Holdmann is part of a project at the University of Alaska Fairbanks that's looking for ways to take advantage of that global opportunity. The Global Applications Program is focused on exporting knowledge and learning experiences, especially to the developing world, from Alaska's tribes and more than 100 private companies.
The program is launching a multiphase pilot program this year, with support from other Arctic nations, to educate others on microgrids. A series of online seminars will begin in April, with a two-week fellowship program in Fairbanks to follow in July.
In addition to its involvement in the pilot program, the State Department is working on building an "Arctic Renewable Energy Atlas" to help communities across the Arctic identify opportunities for renewable energy, said Sydney Kaufman, a foreign affairs officer for Arctic Energy Security with the State Department.
"We also want to find ways to share technical, financial and policy best practices" with other rural areas around the Arctic, Kaufman said.
Meanwhile, the state is planning to solicit bids in the next few months from companies that may be able to help add renewable power to remote grids that rely heavily on diesel generators, said Lister of the Alaska Energy Authority. "Part of what we're looking for is something that's simple," he said.

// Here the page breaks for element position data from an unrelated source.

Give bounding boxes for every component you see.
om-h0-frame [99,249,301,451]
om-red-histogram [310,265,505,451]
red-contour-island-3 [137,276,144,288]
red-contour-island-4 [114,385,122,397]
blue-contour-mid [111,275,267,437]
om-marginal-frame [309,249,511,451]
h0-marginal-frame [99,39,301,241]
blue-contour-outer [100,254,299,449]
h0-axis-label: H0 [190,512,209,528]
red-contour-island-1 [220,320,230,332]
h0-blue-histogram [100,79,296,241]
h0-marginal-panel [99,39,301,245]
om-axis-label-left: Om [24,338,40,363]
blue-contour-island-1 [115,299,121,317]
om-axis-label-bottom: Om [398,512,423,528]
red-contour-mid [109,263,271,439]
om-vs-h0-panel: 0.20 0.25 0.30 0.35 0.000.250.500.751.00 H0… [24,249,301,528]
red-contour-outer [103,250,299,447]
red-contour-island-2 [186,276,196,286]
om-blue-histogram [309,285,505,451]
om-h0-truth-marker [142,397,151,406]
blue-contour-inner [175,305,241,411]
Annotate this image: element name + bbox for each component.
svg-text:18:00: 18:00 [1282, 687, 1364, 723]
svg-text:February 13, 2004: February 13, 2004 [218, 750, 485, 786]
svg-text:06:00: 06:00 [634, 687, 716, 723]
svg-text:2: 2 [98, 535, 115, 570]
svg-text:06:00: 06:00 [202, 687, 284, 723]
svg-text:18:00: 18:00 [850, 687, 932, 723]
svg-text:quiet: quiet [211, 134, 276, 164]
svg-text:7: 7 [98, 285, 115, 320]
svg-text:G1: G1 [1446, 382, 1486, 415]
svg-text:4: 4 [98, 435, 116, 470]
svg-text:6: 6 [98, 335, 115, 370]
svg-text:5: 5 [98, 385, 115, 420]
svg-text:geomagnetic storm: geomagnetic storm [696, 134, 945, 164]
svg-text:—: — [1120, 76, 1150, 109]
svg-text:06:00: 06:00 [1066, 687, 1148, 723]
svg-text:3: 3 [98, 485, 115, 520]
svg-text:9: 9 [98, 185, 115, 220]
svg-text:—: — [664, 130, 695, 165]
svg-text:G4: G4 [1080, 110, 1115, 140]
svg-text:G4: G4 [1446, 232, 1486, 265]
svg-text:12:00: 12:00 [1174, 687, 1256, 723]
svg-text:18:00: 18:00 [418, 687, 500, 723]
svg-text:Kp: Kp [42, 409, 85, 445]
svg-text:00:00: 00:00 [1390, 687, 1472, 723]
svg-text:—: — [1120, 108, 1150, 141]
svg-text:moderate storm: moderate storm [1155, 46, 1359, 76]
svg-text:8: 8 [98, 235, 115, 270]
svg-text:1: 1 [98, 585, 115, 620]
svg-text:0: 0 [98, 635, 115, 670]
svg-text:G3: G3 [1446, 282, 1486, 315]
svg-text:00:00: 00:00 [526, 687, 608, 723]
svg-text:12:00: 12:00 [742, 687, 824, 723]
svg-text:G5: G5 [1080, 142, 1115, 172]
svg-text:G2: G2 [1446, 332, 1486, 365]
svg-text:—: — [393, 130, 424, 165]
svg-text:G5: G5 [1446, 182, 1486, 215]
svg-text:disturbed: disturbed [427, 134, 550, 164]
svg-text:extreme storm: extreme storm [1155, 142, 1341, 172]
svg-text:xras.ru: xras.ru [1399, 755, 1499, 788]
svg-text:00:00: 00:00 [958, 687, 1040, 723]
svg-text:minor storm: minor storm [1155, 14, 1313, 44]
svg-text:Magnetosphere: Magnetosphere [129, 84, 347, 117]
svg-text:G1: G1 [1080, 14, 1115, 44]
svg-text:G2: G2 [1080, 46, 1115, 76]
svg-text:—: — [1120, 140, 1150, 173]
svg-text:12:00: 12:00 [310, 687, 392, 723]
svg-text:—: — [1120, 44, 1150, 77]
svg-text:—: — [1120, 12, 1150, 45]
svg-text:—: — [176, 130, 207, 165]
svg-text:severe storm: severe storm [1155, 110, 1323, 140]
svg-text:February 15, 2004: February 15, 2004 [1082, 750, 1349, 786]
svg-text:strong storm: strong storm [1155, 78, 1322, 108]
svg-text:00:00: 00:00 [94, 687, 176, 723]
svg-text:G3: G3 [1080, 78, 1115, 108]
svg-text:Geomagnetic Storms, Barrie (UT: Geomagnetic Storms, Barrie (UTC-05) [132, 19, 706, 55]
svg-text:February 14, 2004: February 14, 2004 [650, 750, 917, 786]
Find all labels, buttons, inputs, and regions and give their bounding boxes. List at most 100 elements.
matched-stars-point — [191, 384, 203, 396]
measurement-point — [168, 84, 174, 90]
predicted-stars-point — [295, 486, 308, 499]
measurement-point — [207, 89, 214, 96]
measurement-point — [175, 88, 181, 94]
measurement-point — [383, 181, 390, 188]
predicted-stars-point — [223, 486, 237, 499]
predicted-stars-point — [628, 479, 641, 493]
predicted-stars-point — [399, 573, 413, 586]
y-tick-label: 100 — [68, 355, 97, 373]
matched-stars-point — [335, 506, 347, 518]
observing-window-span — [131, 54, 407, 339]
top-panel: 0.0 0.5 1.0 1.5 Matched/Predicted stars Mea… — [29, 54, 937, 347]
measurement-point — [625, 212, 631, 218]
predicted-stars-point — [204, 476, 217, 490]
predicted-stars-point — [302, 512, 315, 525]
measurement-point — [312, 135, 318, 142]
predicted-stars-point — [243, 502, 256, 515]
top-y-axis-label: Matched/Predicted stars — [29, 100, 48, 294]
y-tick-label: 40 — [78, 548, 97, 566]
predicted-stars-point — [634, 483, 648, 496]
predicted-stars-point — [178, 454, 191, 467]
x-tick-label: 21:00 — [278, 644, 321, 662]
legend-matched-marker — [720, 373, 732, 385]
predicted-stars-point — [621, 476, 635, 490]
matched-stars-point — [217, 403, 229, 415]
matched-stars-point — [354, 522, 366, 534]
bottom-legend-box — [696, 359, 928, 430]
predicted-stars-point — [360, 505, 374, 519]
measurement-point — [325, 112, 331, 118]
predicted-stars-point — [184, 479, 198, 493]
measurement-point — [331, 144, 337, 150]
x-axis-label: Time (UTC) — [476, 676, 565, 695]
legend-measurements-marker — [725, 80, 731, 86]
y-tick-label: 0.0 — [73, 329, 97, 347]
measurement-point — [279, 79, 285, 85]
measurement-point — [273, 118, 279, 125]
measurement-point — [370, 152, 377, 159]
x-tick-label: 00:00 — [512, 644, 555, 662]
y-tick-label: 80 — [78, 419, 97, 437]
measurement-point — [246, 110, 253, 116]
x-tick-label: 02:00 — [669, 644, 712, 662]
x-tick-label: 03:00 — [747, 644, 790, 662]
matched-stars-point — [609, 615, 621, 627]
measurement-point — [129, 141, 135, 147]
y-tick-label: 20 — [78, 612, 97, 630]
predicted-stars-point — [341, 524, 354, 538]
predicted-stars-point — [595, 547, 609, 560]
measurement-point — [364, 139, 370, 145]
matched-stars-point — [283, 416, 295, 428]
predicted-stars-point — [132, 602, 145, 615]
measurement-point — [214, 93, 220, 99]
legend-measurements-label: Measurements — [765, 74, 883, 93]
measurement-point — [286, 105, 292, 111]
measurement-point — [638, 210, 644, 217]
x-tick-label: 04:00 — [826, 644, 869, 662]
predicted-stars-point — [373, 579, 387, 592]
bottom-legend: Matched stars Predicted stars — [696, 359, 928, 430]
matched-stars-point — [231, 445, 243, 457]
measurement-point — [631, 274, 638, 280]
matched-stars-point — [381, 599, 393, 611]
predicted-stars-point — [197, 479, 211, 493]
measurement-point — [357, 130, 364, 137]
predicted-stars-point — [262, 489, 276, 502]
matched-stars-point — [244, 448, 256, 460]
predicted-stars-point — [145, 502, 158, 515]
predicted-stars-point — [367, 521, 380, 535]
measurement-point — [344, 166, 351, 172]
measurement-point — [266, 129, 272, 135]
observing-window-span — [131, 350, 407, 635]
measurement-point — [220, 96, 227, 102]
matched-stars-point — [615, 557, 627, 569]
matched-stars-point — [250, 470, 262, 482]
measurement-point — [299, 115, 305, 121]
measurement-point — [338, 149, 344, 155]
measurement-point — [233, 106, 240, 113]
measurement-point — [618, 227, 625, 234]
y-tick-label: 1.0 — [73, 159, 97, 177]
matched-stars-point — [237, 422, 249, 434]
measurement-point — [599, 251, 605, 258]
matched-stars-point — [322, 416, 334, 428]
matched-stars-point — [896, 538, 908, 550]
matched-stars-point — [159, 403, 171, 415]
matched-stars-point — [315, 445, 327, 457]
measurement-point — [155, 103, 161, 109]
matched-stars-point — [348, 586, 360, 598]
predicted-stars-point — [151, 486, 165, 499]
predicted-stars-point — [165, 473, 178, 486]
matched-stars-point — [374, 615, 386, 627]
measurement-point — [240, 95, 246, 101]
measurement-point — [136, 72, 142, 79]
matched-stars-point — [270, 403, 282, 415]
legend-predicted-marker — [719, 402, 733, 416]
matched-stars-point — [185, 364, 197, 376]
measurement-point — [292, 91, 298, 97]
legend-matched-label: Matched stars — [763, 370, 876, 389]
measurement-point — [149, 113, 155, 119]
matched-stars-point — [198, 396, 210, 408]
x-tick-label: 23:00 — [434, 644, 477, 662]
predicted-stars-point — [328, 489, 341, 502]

Despite the many opportunities for Alaska to surge ahead on the world stage, challenges remain for making remote Arctic power reliable and affordable.
Transport is costly, and diesel fuel requires reliance on out-of-state deliveries. Solar power has limits during dark northern winters. Battery storage of power -- still nascent anyway -- has its own complications, from handling to disposal. And wind turbines have delivery and logistical challenges. All this is amplified by training needs: Can someone on your block run an advanced electrical grid? Fix a wind turbine?
For now, "diesel is the backbone of all of our remote power systems," accounting for 90 percent of rural communities' electricity, Lister said.
The state has incentive to continue trying because of "crippling costs" in many rural communities, where power is roughly $1 per kilowatt hour -- many times the national average, Lister said. The state sends tens of millions of dollars to communities every year to defer the costs of electricity for ratepayers -- many of whom live a subsistence lifestyle and use as much as 50 percent of their yearly earnings on the power bill.
To that end, Kaufman said, the Obama administration sees clean energy in the Arctic as "very much an economic development question."